Water plays an integral role in every aspect of our lives, from keeping hydrated to cooking. But while water is a source of life for almost everyone, it ruins the quality of life for a Utah teen who suffers from a rare water allergy. The waves came crashing down on Alexandra Allen, 17, of Mapleton, when she was diagnosed with aquagenic urticaria (AU) at age 15, forcing her to bury her dreams of becoming a marine biologist and living on a sailboat.

“It's not worth it anymore,” Allen told Deseret News about avoiding water. “It's both emotionally strenuous and physically painful.

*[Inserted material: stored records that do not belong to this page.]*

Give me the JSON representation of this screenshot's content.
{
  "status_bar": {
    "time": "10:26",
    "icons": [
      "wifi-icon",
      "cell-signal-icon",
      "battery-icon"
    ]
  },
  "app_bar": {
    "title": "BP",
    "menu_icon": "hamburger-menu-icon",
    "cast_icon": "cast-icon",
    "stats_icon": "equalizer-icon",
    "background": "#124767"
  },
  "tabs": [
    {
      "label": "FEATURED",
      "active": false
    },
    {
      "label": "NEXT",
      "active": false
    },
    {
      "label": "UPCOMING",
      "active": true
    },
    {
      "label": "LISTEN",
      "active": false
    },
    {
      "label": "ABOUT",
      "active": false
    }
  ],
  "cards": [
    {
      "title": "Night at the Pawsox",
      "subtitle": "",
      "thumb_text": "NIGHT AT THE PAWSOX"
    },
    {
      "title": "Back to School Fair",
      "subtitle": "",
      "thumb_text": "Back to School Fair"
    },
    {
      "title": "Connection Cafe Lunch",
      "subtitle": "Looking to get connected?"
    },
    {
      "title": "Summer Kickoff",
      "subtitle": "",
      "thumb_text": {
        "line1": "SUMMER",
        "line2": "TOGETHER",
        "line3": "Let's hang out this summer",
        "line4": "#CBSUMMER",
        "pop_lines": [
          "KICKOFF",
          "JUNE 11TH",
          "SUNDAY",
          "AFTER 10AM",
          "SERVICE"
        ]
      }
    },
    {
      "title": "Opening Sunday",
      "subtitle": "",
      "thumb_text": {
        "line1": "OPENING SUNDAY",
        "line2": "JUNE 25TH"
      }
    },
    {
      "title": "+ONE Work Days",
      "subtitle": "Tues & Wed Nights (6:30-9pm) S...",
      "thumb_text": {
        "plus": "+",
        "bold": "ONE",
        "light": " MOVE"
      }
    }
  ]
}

I can't let myself go there.”

The teen suffered her first severe allergic reaction at age 12 while on vacation with her family. She went swimming in a hotel pool and later that night woke up covered in hives. Initially, Allen’s family thought she was allergic to chlorine or some other harsh chemical, but after taking a dip in a lake known for very clean water, it became a much larger concern.

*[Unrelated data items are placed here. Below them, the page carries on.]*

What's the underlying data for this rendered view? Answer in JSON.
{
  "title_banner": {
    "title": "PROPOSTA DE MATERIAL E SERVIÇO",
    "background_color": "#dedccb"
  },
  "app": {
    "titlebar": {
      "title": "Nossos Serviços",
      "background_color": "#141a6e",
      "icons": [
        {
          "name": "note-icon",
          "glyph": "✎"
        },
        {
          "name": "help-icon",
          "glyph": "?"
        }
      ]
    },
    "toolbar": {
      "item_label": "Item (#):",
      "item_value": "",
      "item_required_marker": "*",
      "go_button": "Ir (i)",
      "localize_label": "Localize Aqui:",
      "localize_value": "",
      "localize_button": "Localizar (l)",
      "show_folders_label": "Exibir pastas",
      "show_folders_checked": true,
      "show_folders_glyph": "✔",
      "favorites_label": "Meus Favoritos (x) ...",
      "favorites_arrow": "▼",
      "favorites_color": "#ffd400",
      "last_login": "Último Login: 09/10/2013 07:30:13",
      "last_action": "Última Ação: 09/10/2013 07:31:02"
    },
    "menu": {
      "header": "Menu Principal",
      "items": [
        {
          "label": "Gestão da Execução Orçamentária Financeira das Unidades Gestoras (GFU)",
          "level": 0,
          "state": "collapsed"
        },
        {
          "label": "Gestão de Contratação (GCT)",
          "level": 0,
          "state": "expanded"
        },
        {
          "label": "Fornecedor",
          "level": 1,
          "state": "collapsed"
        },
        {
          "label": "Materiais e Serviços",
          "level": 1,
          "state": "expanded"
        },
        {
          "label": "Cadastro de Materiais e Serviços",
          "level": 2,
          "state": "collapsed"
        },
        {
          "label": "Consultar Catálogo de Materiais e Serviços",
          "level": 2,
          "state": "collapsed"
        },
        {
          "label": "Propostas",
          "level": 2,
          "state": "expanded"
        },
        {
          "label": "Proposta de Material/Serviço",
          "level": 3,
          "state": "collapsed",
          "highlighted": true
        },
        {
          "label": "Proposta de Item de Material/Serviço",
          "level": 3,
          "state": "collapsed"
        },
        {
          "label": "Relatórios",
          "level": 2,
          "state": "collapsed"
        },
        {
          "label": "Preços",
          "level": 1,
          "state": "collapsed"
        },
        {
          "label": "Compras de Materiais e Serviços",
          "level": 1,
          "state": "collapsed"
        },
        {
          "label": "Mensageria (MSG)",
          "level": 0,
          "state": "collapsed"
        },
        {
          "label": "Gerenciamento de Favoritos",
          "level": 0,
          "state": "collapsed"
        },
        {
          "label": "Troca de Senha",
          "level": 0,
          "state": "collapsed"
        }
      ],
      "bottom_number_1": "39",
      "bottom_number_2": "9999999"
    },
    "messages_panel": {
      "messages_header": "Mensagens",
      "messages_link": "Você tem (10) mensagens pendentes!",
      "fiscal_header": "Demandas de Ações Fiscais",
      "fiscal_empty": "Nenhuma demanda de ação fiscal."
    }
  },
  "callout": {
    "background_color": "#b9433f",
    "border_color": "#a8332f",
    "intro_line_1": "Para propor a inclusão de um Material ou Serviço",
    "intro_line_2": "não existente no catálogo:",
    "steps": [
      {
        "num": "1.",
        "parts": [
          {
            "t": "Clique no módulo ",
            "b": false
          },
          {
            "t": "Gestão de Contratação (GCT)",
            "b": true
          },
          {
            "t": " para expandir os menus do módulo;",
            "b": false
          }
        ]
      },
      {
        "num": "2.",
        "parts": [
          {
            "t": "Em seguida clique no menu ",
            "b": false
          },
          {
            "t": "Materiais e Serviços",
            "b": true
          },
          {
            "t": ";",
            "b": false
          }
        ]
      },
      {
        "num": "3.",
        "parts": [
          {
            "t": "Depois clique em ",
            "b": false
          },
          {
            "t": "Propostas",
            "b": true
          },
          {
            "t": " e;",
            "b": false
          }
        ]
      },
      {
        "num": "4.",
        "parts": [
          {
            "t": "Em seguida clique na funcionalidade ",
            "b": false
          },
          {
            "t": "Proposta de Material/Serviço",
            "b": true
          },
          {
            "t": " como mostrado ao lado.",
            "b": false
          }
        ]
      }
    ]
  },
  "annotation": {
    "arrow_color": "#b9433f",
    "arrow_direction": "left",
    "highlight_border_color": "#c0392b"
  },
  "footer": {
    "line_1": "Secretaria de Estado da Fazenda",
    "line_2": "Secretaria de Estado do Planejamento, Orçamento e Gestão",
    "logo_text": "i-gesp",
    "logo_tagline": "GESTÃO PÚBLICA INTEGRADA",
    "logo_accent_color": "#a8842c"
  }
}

After a self-diagnosis and several tests from dermatologists, including soaking in a tub of water and other forms of exposure, she said, "it was similar to torture." It was then that she was diagnosed with aquagenic urticaria.

The water allergy is so rare that there are fewer than 100 cases that have been published in scientific literature. A 2011 study published in the journal Annals of Dermatology describes AU as a rare form of physical urticaria, in which contact with water causes severe allergy-like symptoms, regardless of its temperature or source, be it rain, snow, sweat, or tears. Lesions form mainly on the upper body, including neck, trunk, shoulder, arms, and back.

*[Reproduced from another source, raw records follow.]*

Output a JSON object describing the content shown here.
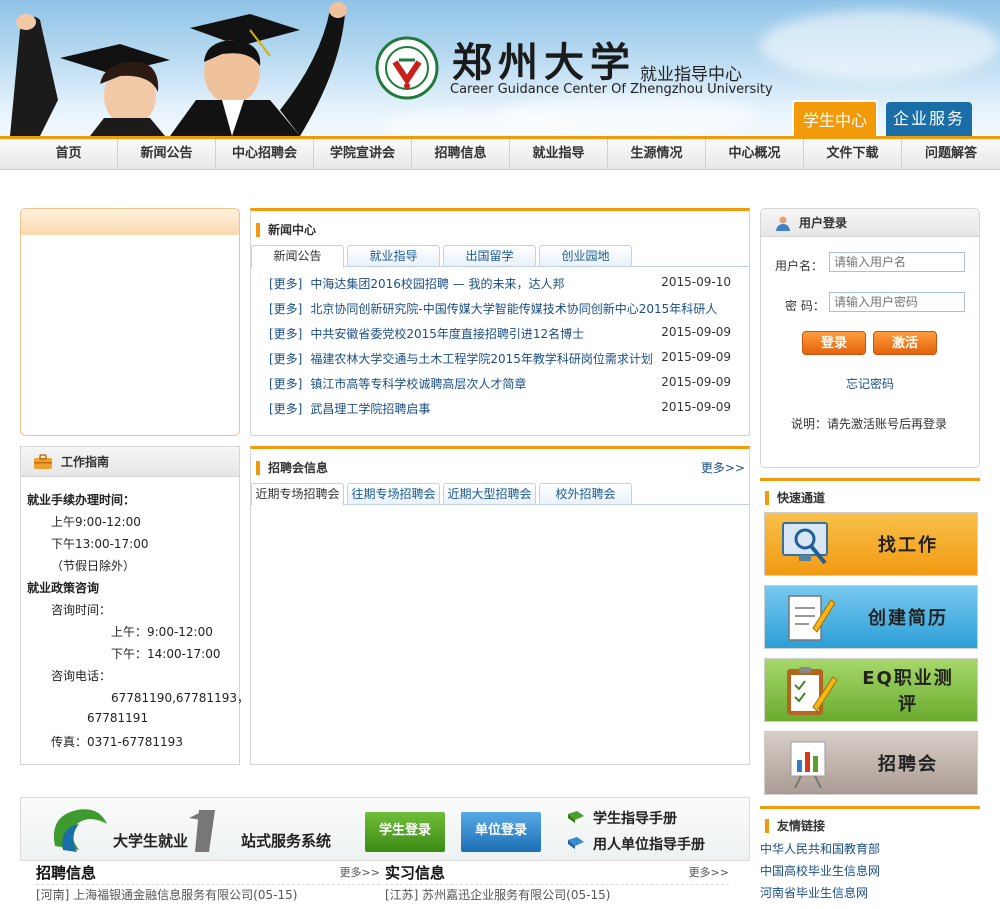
{
  "header": {
    "school_name": "郑州大学",
    "center_name": "就业指导中心",
    "center_name_en": "Career Guidance Center Of Zhengzhou University",
    "tab_student": "学生中心",
    "tab_company": "企业服务",
    "accent": "#f39a0a",
    "brand_blue": "#1a6ea8"
  },
  "nav": {
    "items": [
      "首页",
      "新闻公告",
      "中心招聘会",
      "学院宣讲会",
      "招聘信息",
      "就业指导",
      "生源情况",
      "中心概况",
      "文件下载",
      "问题解答"
    ]
  },
  "guide": {
    "title": "工作指南",
    "lines": [
      "就业手续办理时间：",
      "上午9:00-12:00",
      "下午13:00-17:00",
      "（节假日除外）",
      "就业政策咨询",
      "咨询时间：",
      "上午：9:00-12:00",
      "下午：14:00-17:00",
      "咨询电话：",
      "67781190,67781193，",
      "67781191",
      "传真：0371-67781193"
    ]
  },
  "news": {
    "title": "新闻中心",
    "tabs": [
      "新闻公告",
      "就业指导",
      "出国留学",
      "创业园地"
    ],
    "more_tag": "[更多]",
    "items": [
      {
        "text": "中海达集团2016校园招聘 — 我的未来，达人邦",
        "date": "2015-09-10"
      },
      {
        "text": "北京协同创新研究院-中国传媒大学智能传媒技术协同创新中心2015年科研人",
        "date": ""
      },
      {
        "text": "中共安徽省委党校2015年度直接招聘引进12名博士",
        "date": "2015-09-09"
      },
      {
        "text": "福建农林大学交通与土木工程学院2015年教学科研岗位需求计划",
        "date": "2015-09-09"
      },
      {
        "text": "镇江市高等专科学校诚聘高层次人才简章",
        "date": "2015-09-09"
      },
      {
        "text": "武昌理工学院招聘启事",
        "date": "2015-09-09"
      }
    ]
  },
  "fair": {
    "title": "招聘会信息",
    "more": "更多>>",
    "tabs": [
      "近期专场招聘会",
      "往期专场招聘会",
      "近期大型招聘会",
      "校外招聘会"
    ]
  },
  "login": {
    "title": "用户登录",
    "username_label": "用户名：",
    "username_placeholder": "请输入用户名",
    "password_label": "密 码：",
    "password_placeholder": "请输入用户密码",
    "login_button": "登录",
    "activate_button": "激活",
    "forgot": "忘记密码",
    "note": "说明：请先激活账号后再登录"
  },
  "quick": {
    "title": "快速通道",
    "items": [
      {
        "label": "找工作",
        "icon": "monitor-search-icon",
        "color": "#f2a41f"
      },
      {
        "label": "创建简历",
        "icon": "resume-pencil-icon",
        "color": "#3aa9de"
      },
      {
        "label": "EQ职业测评",
        "icon": "clipboard-check-icon",
        "color": "#7cbd3b"
      },
      {
        "label": "招聘会",
        "icon": "chart-board-icon",
        "color": "#b9aaa2"
      }
    ]
  },
  "links": {
    "title": "友情链接",
    "items": [
      "中华人民共和国教育部",
      "中国高校毕业生信息网",
      "河南省毕业生信息网"
    ]
  },
  "banner": {
    "brand_a": "大学生就业",
    "brand_b": "站式服务系统",
    "student_login": "学生登录",
    "company_login": "单位登录",
    "manual_student": "学生指导手册",
    "manual_company": "用人单位指导手册"
  },
  "recruit": {
    "title": "招聘信息",
    "more": "更多>>",
    "first": "[河南] 上海福银通金融信息服务有限公司(05-15)"
  },
  "intern": {
    "title": "实习信息",
    "more": "更多>>",
    "first": "[江苏] 苏州嘉迅企业服务有限公司(05-15)"
  }
}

"It feels like your skin has been sandpapered down until there's only one layer left and it itches, but you can't itch it or it will break and burn and bleed," Allen said. "You just feel like you've been dipped in a vat of acid, not for long, but for long enough to tear off a layer of skin."

The rare water allergy can be developed even during adulthood. In 2009, 21-year-old Michaela Dutton, was diagnosed with AU after giving birth to her son. She now cannot drink water, so instead drinks Diet Coke, which her body can tolerate, although it contains carbonated water. Doctors believe Dutton’s AU was caused by a hormonal imbalance brought on by giving birth. However, the exact onset of AU is not fully known, but elevated histamine levels are suspected to trigger allergic reactions.

Similar to Dutton, Allen has made adjustments in her life to adapt to AU. The teen, who also suffers from severe dyslexia and attention deficit disorder, says she doesn’t want any of her ailments to define her. Allen considers herself lucky and believes that her conditions are tolerable and manageable compared others.

The teen pursues other non-aquatic hobbies and interests, including writing a blog, learning to play musical instruments, and even rock climbing, among many others.